Dedi Mustafa. Kim bu Mustafa? ... İslamoğlu'ndan bahsediyorum. Öncelikle şunu ifade edeyim kendimi kötü hissediyorum. Zira kitaplarını okuyarak ilmimizi artırdığımız, etkili cümlelerini ezberlediğimiz bir yazarın -alim değil, dikkatinizi çekerim- dedikleri üzerinden eleştirmek istemezdim.

Fecabook'ta paylaşılmış ufak bir videosunu izledim. Kendisine yazılmış itirazları sıralarken elinin ayasının defter yaprağı kabul etmiş de oradan okuyormuş gibi yapıyordu.

"Ben protokolü sevmiyorum Rabbim içimizdekini biliyor" dedi ve protokolün ne olduğunu açıkladı. "Ben, Allah dedikten sonra 'celle celalühü' demiyormuşum" diye itiraz edenlerin aklını küçümser gibi jest ve mimikle konuşmasına devam ederken kamera dinleyenleri gösteriyordu. Onlar da gergindi. Duyduklarını hazmetmeye çalışıyormuş gibi bir hal vardı.

"Kur'an da Rabbimiz celle celalühü diyor mu isminden sonra? Hayır. Lazım olsa idi orada yazmaz mıydı? Kur'an da dört yerde Muhammed ismi geçiyor ama hiçbir yerde salat ü selam yazmıyor?" diye devam etti.

Gönlümü rahatsız eden şuydu: "Celle celalühü ve salat ü selam" ibarelerini sıkıcı bir protokol ibaresi kılıp ortalama insanlara sevimsiz gelen bu resmi ifadeler üzerinden bir niyet açıklaması yapmış olasıydı.

Aslında her zaman araştırmaya ve incelemeye önem veren bir insanımdır. Kur'an-ı Kerim'i on beş yılda ders ders işleyen bir insana karşı durmak haddim değildir. "Hitamü'l misk programı" ile muhteşem bir final ile bitirilen derslerin ardından Esma-ü'l Hüsna dersleri ile devam ediyor. Onca eleştiri yapan dostlarıma karşı güzel ifadeleri üzerinden savunurdum kendisini.

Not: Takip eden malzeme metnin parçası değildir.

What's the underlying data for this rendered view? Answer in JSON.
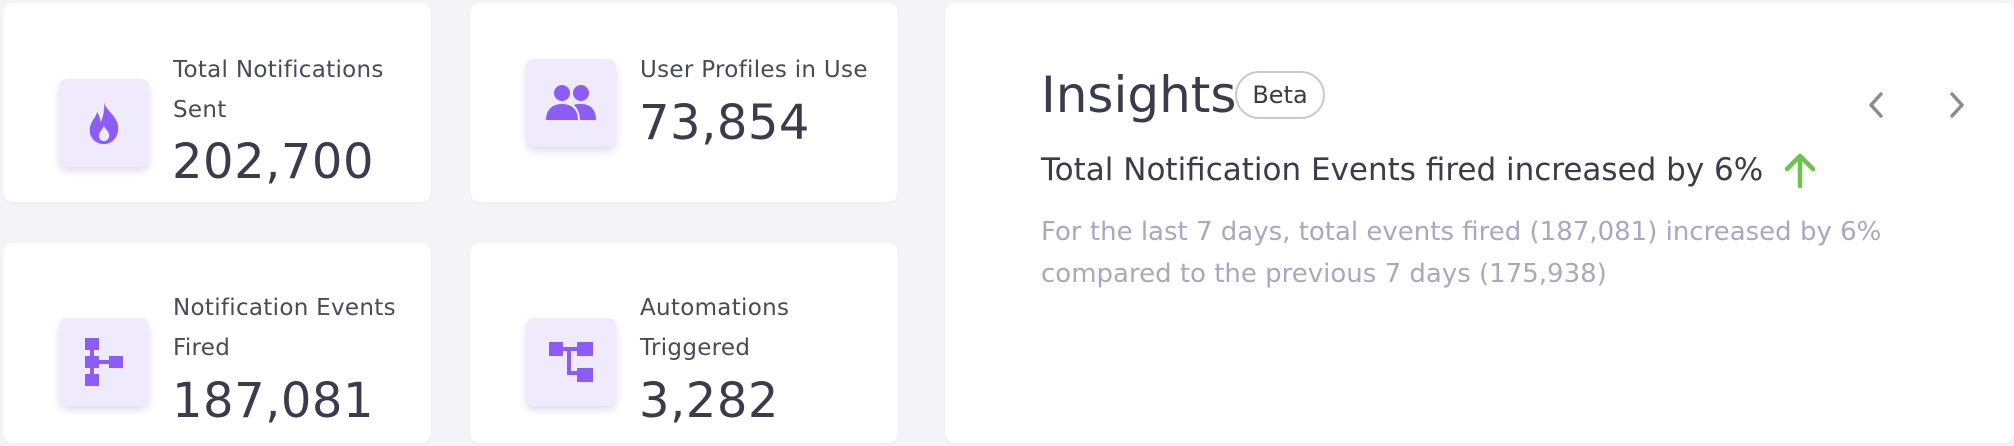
{
  "stats": [
    {
      "label": "Total Notifications Sent",
      "value": "202,700",
      "icon": "flame-icon"
    },
    {
      "label": "User Profiles in Use",
      "value": "73,854",
      "icon": "users-icon"
    },
    {
      "label": "Notification Events Fired",
      "value": "187,081",
      "icon": "hierarchy-icon"
    },
    {
      "label": "Automations Triggered",
      "value": "3,282",
      "icon": "workflow-icon"
    }
  ],
  "insights": {
    "title": "Insights",
    "badge": "Beta",
    "headline": "Total Notification Events fired increased by 6%",
    "description": "For the last 7 days, total events fired (187,081) increased by 6% compared to the previous 7 days (175,938)",
    "trend": "up"
  },
  "colors": {
    "accent": "#8b5cf6",
    "icon_bg": "#efebfd",
    "up_arrow": "#6cc24a",
    "muted_text": "#aaa8c0"
  }
}
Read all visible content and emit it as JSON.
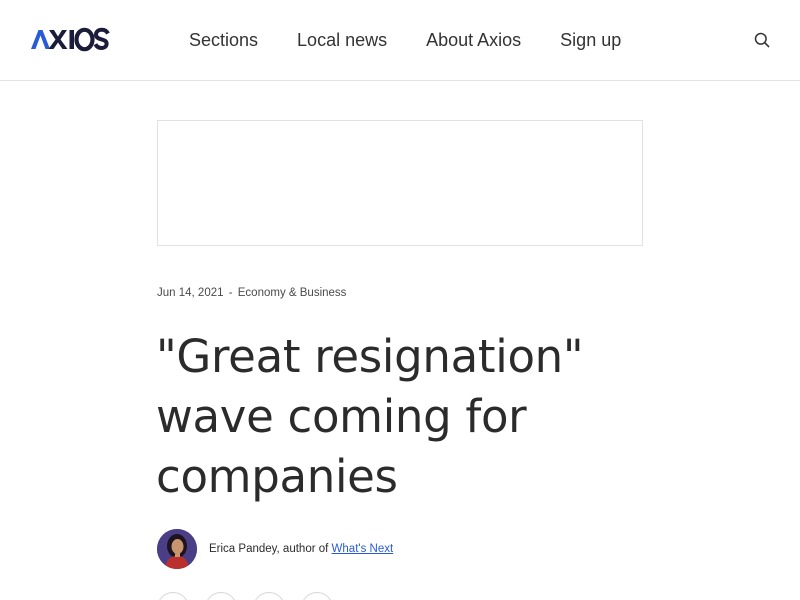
{
  "header": {
    "logo": "AXIOS",
    "nav": [
      {
        "label": "Sections"
      },
      {
        "label": "Local news"
      },
      {
        "label": "About Axios"
      },
      {
        "label": "Sign up"
      }
    ],
    "search_icon": "search-icon"
  },
  "article": {
    "date": "Jun 14, 2021",
    "separator": "-",
    "category": "Economy & Business",
    "headline": "\"Great resignation\" wave coming for companies",
    "author_name": "Erica Pandey, author of",
    "author_link": "What's Next"
  },
  "share_icons": [
    "share-icon-1",
    "share-icon-2",
    "share-icon-3",
    "share-icon-4"
  ],
  "colors": {
    "brand_blue": "#2a5bd7",
    "logo_dark": "#1b1b3a",
    "text": "#2b2b2b",
    "border": "#e2e2e2"
  }
}
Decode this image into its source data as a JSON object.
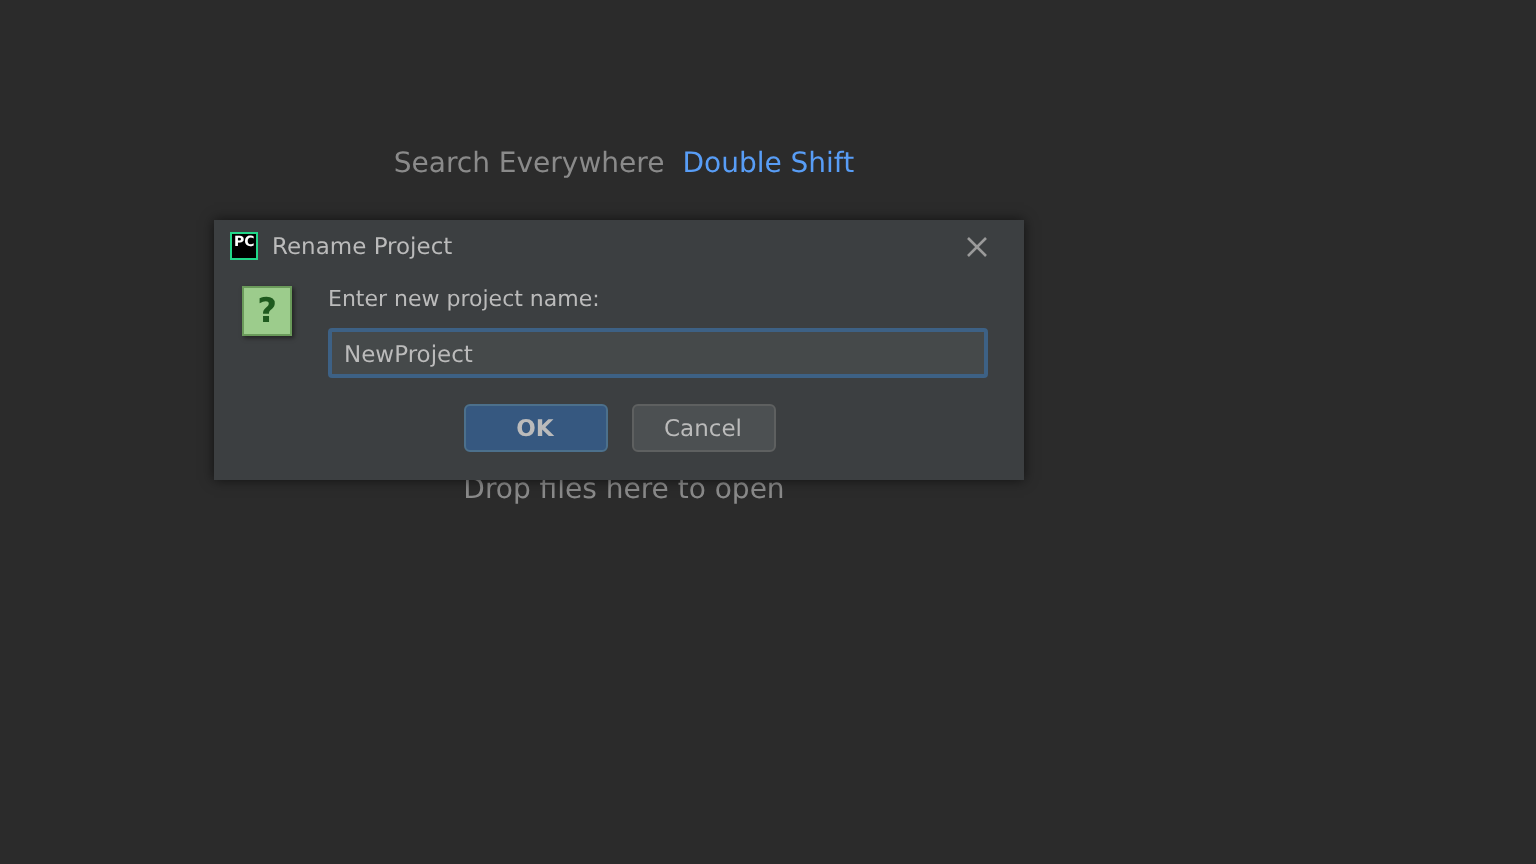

Ancak, son zamanlarda aşırıya kaçan eleştiriler de dinleyince gönül rahatsızlığım arttı. Zihin değişikliği yaşamaya başladım. Bilgiyle değişen kanaatlerim yine yeni bilgilerle öbür tarafa tartmaya başladı. Fakat benim en rahat eleştirdiğim noktalar dil terbiyesi noktasında, üslup konusunda takılıyorum.

Şimdi şu yaklaşımı sevmedim açıkçası: Rabbimiz uygun bulsaydı o ibareyi kendi isminin sonuna yazardı. Muhammed'den sonra da bir salat ü selam yazardı. Kur'an da yoksa ben de kullanmam. Yani Kur'an'da böyle bir ifade yok diye -hadislerde olsa bile- kullanmamasıyla neyi anlatmaya çalışıyor. Ana mantık bu: Kur'anda yoksa niçin kullanayım. Kur'an da olmadığını biliyor ve onun sabitliği üzeriden bir iddia geliştiriyor: Allah kullanmadıysa ben niçin kullanayım.

Yani var olandan yola çıkıp olmayanı tasarlayıp bir kural geliştirmek. Burayı anladınız mı bilemem ama böyle bir yaklaşım var sanki. Bunca zamandır Kur'an-ı Kerimle yoğunlaşan kadim İslam alimlerinin uygun hatta güzel gördükleri ibareleri itiraz ederek kendi aklını yüceltmeye çalışmak... Çok sıkıcı ve hata tehlikeli de...

Efendimiz (sav); "Benim ismin anıldığında salat ü selam getirmeyenin burnu yerde sürünsün..." hadisinin yanına "Allah ve Melekler ona (peygambere) selam eder siz de salat ediniz" ayetini ekleyince neleri yok saydığını fark etmek lazım gelmez mi?.

Ben de nüfuz kağıdında sayın yazmadığı için sadece kaba bir isimle hitap edilse acaba uygun düşer mi? Hatta çok mühim olsaydı devletin verdiği kimlik kartında "sayın, muhterem, saygıdeğer" gibi ifadeler kullanılırdı değil mi?

El öpmeyle, kibar ve saygılı davranmak kimseye bir düşüklük getirmez. Başkalarını küçük gören aslında üstü kapalı kibirleniyordur demek de yanlış olmaz sanırım.

Edep Ya Hu, demek son sözümüz olsun.